Do you take design inspiration from other arts, sciences, or professions? If so, which ones and how do they influence your thinking?
Inspiration, for me, is never a single thought—it’s a collection. I draw from the quiet precision of science, the emotional charge of art, the rhythm and breath of music, the contours of topography, the beauty of land and sea, the soul of place, and the evolving intelligence of technology. Together, they provide a different way of seeing, a different lens through which the world reveals itself.
In branded environments, these references aren’t decorative, they are deeply rooted. They infuse the work with a deeper meaning, giving us not just a narrative to tell but a design voice and language to speak. When the rationale of physics collides with the emotional expression of painting, when a musical refrain finds its echo in material rhythm, when a landscape’s geometry becomes a framework for form and flow, our environments become more than experiences, they become stories you can walk into.
How do you respond to criticism—whether from clients, peers, or the public?

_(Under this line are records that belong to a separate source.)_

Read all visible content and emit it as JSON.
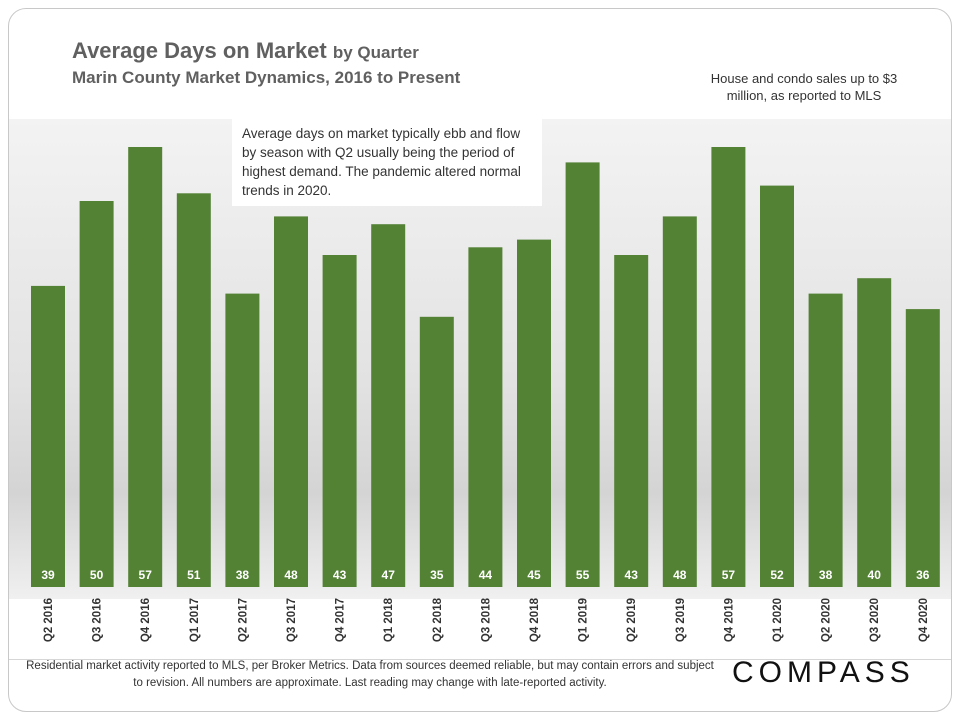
{
  "header": {
    "title": "Average Days on Market",
    "title_suffix": "by Quarter",
    "subtitle": "Marin County Market Dynamics,  2016 to Present",
    "note": "House and condo sales up to $3 million, as reported to MLS"
  },
  "callout": "Average days on market typically ebb and flow by season with Q2 usually being the period of highest demand. The pandemic altered normal trends in 2020.",
  "footer": {
    "text": "Residential market activity reported to MLS, per Broker Metrics. Data from sources deemed reliable, but may contain errors and subject to revision. All numbers are approximate. Last reading may change with late-reported activity.",
    "logo": "COMPASS"
  },
  "colors": {
    "bar": "#548235",
    "label": "#ffffff",
    "title": "#606060"
  },
  "chart_data": {
    "type": "bar",
    "categories": [
      "Q2 2016",
      "Q3 2016",
      "Q4 2016",
      "Q1 2017",
      "Q2 2017",
      "Q3 2017",
      "Q4 2017",
      "Q1 2018",
      "Q2 2018",
      "Q3 2018",
      "Q4 2018",
      "Q1 2019",
      "Q2 2019",
      "Q3 2019",
      "Q4 2019",
      "Q1 2020",
      "Q2 2020",
      "Q3 2020",
      "Q4 2020"
    ],
    "values": [
      39,
      50,
      57,
      51,
      38,
      48,
      43,
      47,
      35,
      44,
      45,
      55,
      43,
      48,
      57,
      52,
      38,
      40,
      36
    ],
    "title": "Average Days on Market by Quarter",
    "xlabel": "",
    "ylabel": "",
    "grid": false,
    "data_labels": true
  }
}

I welcome criticism. I’ve come to understand it not as a blunt force to endure, but as an invitation to listen more deeply. In the world of brand and environmental design, where every gesture is intentional and every detail carries narrative weight, critique is simply another form of understanding. It reminds me that our work is alive, subjective, and open to interpretation.
Not every expression we create will resonate with every audience; nor should it. What matters to me is that the design’s essence is rooted in intention, research, and a devotion to meaning. The solutions must rise from a clear understanding of a client’s ambitions, the truth of their identity, and the experiences their communities are meant to feel when they encounter my work. These stories are never invented; they are excavated from history, mission, values, and the subtle qualities that differentiate one brand’s voice from another’s.
So when critique arrives from clients, peers, or the public, I try to hold it with curiosity rather than defensiveness. I look for what it reveals: misalignments, opportunities, new angles of approach. Because branded environments, whether physical, digital, or emerging in artificial realms, are inherently subjective spaces. They ask us to balance vision with empathy, narrative with clarity, beauty with utility.
This is why I anchor my process in discovery, in listening, in building a framework that is grounded in human experience. When criticism meets a foundation like that, it becomes less about right or wrong and more about refinement—about sculpting the work into something truer, more resonant, and more beautifully aligned to connect with its users.